Binnen de sector heerst er nog veel onwetendheid en bestaan er ettelijke misverstanden rond de aanpak van integratie en inclusiviteit. Mehdi kan het dagelijks ervaren op zijn werk.
Mehdi: “Ik krijg bij Darna veel van die telefoontjes van culturele centra: ‘Wij hebben een Marokkaanse groep geprogrammeerd en willen graag Marokkanen in de zaal zien. Kan jij ons helpen?’. Bijna alsof wij een catalogus kunnen aanleveren: ‘Bestel je allochtonen’ (lacht). Men zou zich dan beter eerst zelf een aantal wezenlijke vragen stellen: ‘Waarom heb ik deze groep geprogrammeerd, en heb ik dan de juiste keuze gemaakt om dat doel te bereiken?’ Als het de bedoeling was om de Marokkaanse gemeenschap in je stad te bereiken, heb je dan wel de juiste artiest uitgenodigd?”
“Het is toch zo’n merkwaardig en verouderd idee dat alle Marokkanen wel naar een Marokkaanse artiest zullen gaan kijken. Draai het eens even om: als je een Vlaamse gemeenschap zou hebben in Marokko, zouden die allemaal komen kijken wanneer je er een optreden van Jo Vally programmeert? Dat gebeurt dus wel hier: er wordt een Marokkaanse zanger uitgenodigd, en men hoopt dat alle Marokkanen afzakken. Als je er dan geen rekening mee houdt dat de Marokkaanse bevolking in je stad vooral uit het Noorden van Marokko komt, terwijl je een zanger uit het Zuiden programmeert, of je zit met een heel jong publiek en je programmeert traditionele muziek die zij associëren met hun oma... Dan krijg je ze niet in je zaal.”
Evolutie en vernieuwing
Een pasklare oplossing voor zo’n complexe situatie is er vanzelfsprekend niet. Toch oppert Mehdi enkele perspectieven die kunnen helpen om het tij te keren. Een eerste positieve evolutie is zelfs al aan de gang in het culturele circuit.
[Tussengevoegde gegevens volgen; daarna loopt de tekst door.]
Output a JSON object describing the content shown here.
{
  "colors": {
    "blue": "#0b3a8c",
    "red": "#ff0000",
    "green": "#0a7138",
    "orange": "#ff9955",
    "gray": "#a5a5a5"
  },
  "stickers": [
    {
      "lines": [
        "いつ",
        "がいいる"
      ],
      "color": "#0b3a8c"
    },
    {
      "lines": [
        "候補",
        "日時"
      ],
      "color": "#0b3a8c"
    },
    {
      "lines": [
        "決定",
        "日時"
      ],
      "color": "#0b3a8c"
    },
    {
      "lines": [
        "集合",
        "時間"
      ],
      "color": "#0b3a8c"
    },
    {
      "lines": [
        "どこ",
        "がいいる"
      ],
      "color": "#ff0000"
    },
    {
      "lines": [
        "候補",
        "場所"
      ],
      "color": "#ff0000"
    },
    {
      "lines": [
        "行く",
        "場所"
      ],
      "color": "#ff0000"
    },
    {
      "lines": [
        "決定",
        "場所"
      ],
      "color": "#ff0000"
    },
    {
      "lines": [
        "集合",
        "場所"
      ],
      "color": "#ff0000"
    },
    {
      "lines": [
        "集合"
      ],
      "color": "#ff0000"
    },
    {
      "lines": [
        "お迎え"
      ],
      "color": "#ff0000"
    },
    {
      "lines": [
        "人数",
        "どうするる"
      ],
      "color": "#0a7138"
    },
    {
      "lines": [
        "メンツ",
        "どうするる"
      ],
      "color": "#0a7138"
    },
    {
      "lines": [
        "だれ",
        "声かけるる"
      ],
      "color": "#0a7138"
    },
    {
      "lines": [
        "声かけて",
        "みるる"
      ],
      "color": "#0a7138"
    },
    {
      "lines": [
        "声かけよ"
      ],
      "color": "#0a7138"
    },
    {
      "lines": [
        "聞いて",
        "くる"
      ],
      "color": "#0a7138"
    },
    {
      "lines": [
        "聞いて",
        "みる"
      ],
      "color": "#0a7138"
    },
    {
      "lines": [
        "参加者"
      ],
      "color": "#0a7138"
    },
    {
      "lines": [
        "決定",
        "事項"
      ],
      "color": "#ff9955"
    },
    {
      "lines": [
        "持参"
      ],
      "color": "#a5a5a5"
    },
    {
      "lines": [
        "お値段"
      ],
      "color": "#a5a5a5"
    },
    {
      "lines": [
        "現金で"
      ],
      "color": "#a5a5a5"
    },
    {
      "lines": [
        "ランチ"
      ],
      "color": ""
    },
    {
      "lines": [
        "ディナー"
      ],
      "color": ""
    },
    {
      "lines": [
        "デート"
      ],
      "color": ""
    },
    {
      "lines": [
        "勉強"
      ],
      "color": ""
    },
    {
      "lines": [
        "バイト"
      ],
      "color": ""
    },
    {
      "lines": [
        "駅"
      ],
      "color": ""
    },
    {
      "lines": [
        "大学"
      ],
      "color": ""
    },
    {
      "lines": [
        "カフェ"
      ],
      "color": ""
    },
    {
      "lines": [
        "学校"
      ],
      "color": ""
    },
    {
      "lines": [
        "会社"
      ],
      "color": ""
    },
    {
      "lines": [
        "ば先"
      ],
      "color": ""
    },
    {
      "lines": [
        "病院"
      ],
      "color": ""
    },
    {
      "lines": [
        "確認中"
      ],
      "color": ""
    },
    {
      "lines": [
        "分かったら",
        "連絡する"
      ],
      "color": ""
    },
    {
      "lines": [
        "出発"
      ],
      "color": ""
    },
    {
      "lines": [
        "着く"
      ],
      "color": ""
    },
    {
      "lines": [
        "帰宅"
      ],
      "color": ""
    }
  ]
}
Mehdi: “Steeds meer concertzalen programmeren muziek uit alle hoeken van de wereld zonder dat het als ‘wereldmuziek’ wordt benaderd of gepromoot. Dat vind ik al een eerste belangrijke overweging: programmeer een artiest op basis van het muzikale genre of stijl. Dat kan vrij makkelijk, omdat de meeste zalen sowieso al een eigen identiteit en publiek hebben. Zo kunnen ze daar trouw aan blijven, ze hoeven het roer niet opeens volledig om te gooien om wereldmuziek een plek te geven. Dan kan je in de Bijloke in Gent bijvoorbeeld ook klassieke Arabische concerten en ensembles zetten, en Afrikaanse hiphop of funk in een zaal als de AB.”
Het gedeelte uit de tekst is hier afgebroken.